Last night this book called Patanjali’s Yoga Sutra was at hand, and I picked it up absentmindedly and opened a page that described the time lag between perception and cognition. Specifically verse 9 of the Vibhuti Pada. I’ll skip the sanskrit verse and straight to Taimini’s translation:
Nirodha Parinama is that transformation of the mind in which it becomes progressively permeated by that condition of Nirodha which intervenes momentarily between an impression which is disappearing and the impression which is taking place.
Nirodha = restraint+suppression / Parinama = transformation+result
Now this kind of bounced me, because I’m fresh from reading about Dr. David Eagleman’s research on Time perception and I immediately recognised the connect that it had to the last part of the sutra.

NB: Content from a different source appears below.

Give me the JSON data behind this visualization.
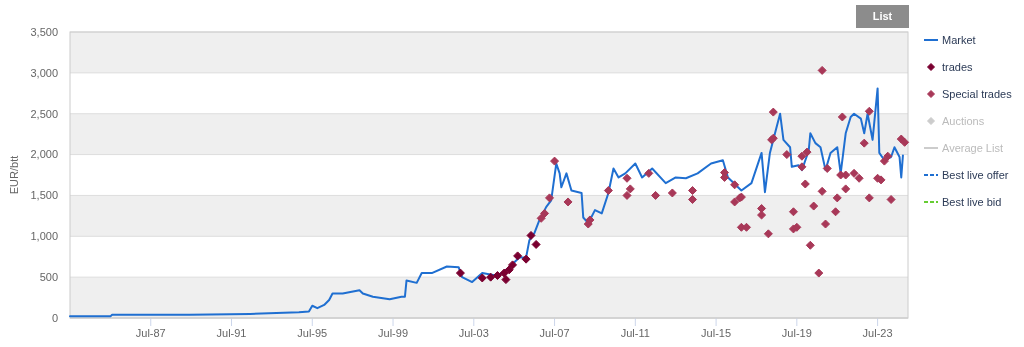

… intervenes momentarily between an impression which is disappearing and the impression which is taking place.
See a video by Eagleman labs about how the brain dilates time.
Patanjali is discussing perception, and he’s plainly making the distinction between mediate and immediate perception as well as pointing out the serial order of the impressions. Now, I know that the rest of the book is about modifying the mind to learn how to integrate it’s falsely conceived dualism, and Patanjali in the very begining makes the distinction between the atheist and the theist by claiming that you could either use a deity or not to practise yoga. Just so we know that religion isn’t being pushed in the name of science here.